For local development testing Lambda code is made a lot easier by coding sharing. The only external services that will be called are other people’s services, not your own. So to test it’s not necessary to upload code into Lambda at all. The same code used in the Lambda function can be called from a script executable from the command line. For every function in your API make a corresponding script and it can be completely debugged locally.
Local development testing of a Messengerbot is trickier because when you send a message to a bot the message shows up in Messenger. And when you tap the button the reply goes back to your test webhook. So as far as I know there’s no clean way to do this in a unit testable fashion. What I did was install the test version of the bot into Messenger and record the user ID. When making the test script for each scenario, which user ID to use, the test or production version, is selected at runtime. If a scenario involves asking the user to answer a question the question will be sent from the script. Then you go to your phone and use the test bot to make the reply. The reply will go to your test webhook, so that code should be functional. I’m not really happy with this approach, but it sort of worked, and was quicker than testing everything through Messenger.
Someday everything should be installed from GitHub, but today is not that day.
Adoption
Uptake has not been good. I’m hoping as tax season draws near activity will pick up. Part of the problem is as a programmer I pretty much suck at marketing. I’m trying Messenger Bot ads but those aren’t working.

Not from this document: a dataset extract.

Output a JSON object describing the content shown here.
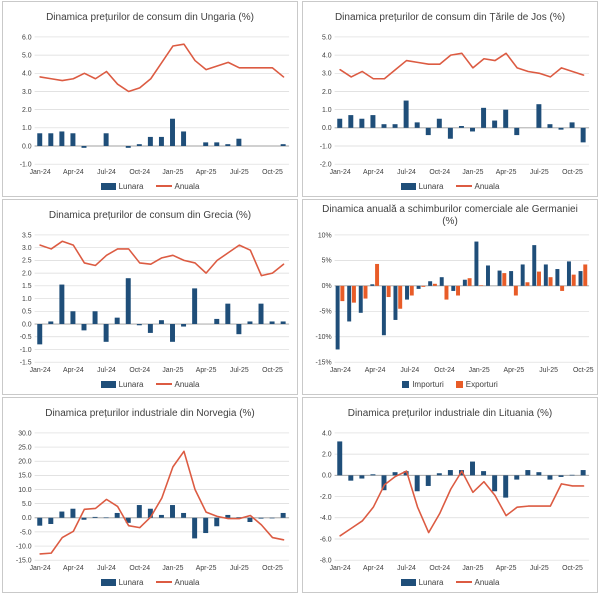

Using the funnel metaphor users who give the bot a try don’t convert, they bail before they actually convert and ask a question. It’s probable there’s a trust issue. They don’t know who they are asking or what kind of answer they will get. I try to address those concerns on the website and on the bot page. You don’t have to pay if you don’t like the answer, for example, so it’s risk free.
One possibility is people aren’t really using Messenger bots and it’s a failed experiment for this sort of application.

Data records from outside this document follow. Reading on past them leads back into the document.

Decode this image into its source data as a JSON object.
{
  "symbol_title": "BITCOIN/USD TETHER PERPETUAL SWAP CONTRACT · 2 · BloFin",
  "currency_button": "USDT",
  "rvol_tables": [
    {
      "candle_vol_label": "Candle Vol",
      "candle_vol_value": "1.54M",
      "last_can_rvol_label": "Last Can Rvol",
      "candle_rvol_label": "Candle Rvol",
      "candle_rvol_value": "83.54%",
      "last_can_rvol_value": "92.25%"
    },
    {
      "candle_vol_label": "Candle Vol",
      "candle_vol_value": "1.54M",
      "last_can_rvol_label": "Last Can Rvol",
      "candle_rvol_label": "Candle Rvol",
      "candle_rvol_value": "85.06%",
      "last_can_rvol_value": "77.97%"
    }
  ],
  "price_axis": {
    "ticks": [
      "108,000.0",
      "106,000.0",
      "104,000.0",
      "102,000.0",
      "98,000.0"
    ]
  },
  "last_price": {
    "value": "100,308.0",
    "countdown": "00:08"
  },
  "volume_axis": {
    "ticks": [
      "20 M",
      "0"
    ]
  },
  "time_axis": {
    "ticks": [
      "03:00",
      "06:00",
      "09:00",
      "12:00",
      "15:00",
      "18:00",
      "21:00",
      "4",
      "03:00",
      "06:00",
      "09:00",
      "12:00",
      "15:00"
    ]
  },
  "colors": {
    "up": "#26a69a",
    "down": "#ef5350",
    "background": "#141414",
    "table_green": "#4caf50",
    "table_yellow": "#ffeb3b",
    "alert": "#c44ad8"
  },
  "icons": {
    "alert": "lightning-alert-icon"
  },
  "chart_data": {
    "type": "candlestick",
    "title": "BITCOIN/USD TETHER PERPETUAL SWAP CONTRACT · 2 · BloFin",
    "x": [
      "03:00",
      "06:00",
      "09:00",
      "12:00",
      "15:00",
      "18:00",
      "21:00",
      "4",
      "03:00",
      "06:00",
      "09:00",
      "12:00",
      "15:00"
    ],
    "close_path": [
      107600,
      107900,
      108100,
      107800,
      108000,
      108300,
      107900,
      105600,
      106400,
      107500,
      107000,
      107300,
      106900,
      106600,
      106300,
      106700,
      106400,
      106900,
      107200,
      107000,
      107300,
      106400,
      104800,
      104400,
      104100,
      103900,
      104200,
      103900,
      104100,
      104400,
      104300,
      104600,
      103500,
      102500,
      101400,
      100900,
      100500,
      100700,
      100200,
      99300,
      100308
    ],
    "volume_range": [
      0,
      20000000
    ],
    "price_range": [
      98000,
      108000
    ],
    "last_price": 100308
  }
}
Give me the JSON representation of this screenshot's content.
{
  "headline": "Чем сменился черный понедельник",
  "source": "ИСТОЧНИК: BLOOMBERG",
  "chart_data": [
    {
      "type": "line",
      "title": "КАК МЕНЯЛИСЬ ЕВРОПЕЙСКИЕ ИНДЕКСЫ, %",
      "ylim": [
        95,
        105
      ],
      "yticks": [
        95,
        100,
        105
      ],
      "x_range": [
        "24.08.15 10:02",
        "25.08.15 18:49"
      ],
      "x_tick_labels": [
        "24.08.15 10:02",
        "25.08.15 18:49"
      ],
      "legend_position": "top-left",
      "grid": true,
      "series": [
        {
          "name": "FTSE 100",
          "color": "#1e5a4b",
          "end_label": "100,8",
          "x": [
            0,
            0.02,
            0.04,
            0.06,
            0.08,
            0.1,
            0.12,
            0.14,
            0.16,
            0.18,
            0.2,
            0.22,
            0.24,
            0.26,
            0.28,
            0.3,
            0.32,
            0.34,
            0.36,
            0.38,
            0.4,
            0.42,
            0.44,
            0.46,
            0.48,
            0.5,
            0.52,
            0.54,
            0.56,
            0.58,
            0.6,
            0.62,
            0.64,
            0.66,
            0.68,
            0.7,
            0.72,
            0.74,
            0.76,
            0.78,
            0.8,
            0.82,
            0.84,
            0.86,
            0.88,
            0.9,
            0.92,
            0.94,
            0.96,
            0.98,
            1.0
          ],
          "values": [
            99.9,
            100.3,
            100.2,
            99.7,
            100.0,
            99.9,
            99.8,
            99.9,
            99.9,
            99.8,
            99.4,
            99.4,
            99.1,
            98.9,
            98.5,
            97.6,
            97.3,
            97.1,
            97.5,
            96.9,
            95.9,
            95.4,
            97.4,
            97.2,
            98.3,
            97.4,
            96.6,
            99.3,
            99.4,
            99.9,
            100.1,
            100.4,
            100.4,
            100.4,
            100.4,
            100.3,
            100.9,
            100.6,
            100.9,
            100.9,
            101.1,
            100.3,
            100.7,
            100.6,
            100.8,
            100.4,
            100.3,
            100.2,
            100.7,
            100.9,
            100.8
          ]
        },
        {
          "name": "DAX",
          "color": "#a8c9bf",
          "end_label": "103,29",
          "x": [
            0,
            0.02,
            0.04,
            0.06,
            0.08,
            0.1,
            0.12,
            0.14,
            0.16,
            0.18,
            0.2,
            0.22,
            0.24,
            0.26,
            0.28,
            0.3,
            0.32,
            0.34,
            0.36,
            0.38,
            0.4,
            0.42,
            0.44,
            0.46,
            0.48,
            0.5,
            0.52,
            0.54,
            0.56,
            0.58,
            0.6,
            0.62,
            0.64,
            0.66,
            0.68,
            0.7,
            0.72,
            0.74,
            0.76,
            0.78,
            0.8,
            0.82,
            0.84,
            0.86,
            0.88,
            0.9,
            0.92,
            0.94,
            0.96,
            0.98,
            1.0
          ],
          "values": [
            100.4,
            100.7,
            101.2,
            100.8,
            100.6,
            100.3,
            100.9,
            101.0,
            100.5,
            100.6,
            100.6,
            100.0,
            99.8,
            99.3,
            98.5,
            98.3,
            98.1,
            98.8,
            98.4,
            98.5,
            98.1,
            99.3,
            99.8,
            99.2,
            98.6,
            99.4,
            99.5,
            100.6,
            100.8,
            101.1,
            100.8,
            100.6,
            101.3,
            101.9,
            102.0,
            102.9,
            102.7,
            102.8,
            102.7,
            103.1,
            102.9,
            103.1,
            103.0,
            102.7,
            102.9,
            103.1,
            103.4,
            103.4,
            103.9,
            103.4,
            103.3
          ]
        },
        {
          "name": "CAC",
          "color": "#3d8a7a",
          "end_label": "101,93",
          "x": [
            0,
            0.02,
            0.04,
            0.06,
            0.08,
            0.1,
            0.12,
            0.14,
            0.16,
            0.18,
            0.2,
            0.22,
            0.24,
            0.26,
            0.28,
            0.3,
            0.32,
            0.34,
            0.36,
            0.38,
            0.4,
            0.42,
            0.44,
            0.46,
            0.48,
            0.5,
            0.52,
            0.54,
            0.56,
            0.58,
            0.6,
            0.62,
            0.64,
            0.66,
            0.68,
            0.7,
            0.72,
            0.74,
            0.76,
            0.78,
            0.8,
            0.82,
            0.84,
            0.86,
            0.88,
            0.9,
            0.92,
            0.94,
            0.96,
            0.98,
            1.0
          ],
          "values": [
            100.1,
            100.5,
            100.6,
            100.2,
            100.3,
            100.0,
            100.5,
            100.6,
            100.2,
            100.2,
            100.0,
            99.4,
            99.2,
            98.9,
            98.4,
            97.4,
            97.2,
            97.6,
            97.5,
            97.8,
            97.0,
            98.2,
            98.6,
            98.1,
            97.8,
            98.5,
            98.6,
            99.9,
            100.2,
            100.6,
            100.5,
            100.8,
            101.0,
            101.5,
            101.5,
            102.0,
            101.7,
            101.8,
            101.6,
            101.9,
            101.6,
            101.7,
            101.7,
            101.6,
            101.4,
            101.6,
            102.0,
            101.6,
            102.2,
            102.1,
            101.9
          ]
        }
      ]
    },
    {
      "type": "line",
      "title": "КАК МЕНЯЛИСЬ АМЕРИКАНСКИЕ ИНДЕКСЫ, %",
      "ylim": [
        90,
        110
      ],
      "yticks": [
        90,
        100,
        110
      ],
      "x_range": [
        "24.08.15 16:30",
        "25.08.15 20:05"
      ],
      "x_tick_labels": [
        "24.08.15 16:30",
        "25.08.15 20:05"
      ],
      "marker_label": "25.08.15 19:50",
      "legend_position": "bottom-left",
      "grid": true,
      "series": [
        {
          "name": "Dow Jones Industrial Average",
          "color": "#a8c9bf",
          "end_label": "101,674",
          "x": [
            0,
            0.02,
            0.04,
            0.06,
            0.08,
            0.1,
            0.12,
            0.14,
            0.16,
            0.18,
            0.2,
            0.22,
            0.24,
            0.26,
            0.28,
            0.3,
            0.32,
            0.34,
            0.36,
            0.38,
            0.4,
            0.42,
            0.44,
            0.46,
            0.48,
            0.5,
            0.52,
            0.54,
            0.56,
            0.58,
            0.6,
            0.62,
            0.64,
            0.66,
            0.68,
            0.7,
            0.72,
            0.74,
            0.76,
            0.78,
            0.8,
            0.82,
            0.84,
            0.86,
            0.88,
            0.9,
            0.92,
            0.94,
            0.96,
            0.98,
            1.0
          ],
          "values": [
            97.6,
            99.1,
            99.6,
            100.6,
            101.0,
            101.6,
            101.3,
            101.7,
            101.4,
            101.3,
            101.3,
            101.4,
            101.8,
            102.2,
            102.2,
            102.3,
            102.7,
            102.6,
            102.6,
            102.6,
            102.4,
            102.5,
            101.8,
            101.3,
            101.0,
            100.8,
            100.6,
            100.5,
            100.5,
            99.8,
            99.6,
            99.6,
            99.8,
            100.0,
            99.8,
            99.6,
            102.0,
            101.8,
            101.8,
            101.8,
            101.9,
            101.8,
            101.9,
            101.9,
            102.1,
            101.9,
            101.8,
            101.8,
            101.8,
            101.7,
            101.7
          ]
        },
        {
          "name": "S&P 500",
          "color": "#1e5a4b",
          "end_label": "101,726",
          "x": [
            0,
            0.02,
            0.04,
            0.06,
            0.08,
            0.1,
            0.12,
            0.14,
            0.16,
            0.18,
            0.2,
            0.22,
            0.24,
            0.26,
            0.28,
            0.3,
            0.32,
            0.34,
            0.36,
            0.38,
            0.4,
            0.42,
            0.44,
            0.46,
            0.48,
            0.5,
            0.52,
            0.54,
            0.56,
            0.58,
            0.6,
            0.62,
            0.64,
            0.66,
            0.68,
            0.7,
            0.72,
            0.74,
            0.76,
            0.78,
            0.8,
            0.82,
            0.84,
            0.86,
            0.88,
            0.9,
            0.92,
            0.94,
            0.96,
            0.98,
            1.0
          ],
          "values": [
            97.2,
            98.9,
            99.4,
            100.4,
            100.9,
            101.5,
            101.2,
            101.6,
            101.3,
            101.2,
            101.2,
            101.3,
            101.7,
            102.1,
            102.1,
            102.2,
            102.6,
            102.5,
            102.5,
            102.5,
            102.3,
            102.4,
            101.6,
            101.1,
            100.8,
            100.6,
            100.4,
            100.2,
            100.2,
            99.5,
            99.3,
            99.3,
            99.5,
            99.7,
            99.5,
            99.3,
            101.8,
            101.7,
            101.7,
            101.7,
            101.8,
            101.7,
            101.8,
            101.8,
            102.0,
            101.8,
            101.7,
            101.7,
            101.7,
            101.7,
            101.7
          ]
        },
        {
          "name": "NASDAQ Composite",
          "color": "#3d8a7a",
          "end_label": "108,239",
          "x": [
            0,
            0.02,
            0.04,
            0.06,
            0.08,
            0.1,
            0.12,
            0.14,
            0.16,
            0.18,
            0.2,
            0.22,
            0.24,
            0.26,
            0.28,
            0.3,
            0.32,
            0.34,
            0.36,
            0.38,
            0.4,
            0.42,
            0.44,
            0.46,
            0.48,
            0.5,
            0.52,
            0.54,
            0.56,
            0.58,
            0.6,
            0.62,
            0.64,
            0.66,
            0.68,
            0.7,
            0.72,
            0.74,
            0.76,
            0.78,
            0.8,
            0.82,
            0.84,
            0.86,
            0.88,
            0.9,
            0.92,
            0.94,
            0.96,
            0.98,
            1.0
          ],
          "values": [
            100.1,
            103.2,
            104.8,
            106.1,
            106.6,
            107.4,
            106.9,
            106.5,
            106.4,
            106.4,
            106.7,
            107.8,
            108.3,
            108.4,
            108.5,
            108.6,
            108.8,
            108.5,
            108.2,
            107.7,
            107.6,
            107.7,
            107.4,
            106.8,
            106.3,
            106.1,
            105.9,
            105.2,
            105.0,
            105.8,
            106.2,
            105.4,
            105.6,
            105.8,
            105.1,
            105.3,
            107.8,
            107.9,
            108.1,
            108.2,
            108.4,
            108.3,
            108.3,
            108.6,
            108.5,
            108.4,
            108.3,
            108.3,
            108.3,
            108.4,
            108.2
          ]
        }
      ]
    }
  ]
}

Another possibility is my bot isn’t very good. Something that is entirely possible.
If you have any thoughts or questions please let me know.
Lessons Learned
Don’t do what you know. Before blindly doing what you know take a look around and see if there's a better option.

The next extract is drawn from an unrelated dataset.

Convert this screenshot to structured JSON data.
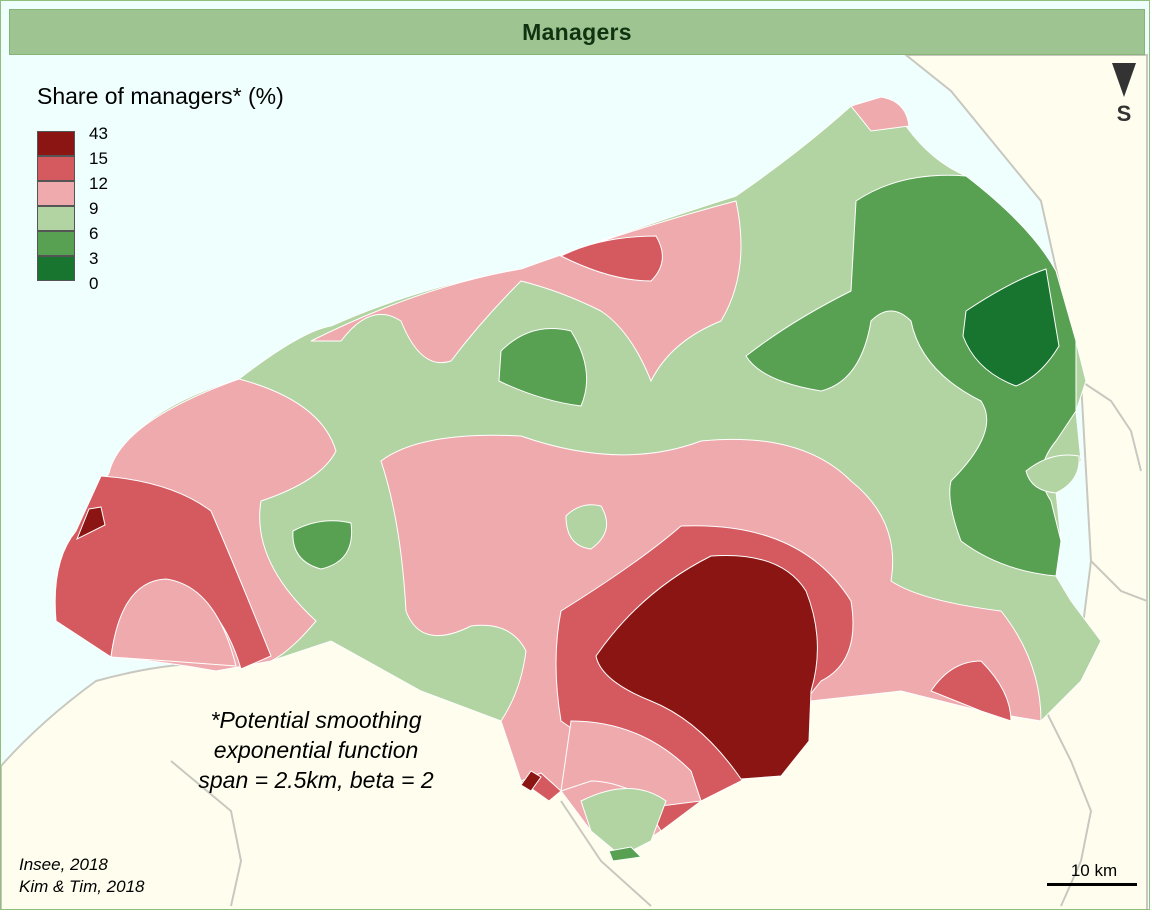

API First. Come up with an abstraction for your service and implement it in one place. You'll thank yourself when you have to implement another client on a different platform.
DTO First. I made the mistake of spreading database access code through the code base. Just make a data transfer object and centralize the code in one place from the start. Then it can be easily packaged and reused.
One thing at a time. The smart thing to do would have to been make one simple bot to test out the concept. I knew this at the time, but I really wanted to see what it would be like to develop a bot across all three platforms. The person who made that decision was an idiot.
KISS. So easy to say, so hard to do.
Plan ahead for Node and Browser module sharing. It's hard to retrofit once you have a lot of code already written.
Code sharing. Sharing nicely modularized library code between Lambda functions worked out great in practice. It made it easy to test from the command line.
Serverless works. For all the reasons everyone gushes about. It lets one person get a lot done. You have devops, but you have much less to manage. For unpredictable workloads it's much cheaper and more scalable. I can't say the tooling suck because I chose not to use any, but we still have a ways to go to figure out how all this works in practice.
Events > API. Using webhooks to connect systems together using Serverless is very powerful. By comparison standing up a box and running a process to use an API seems primitive.
Like most lessons most of these are depressingly head slappingly obvious in retrospect, but I guess that's why they're lessons.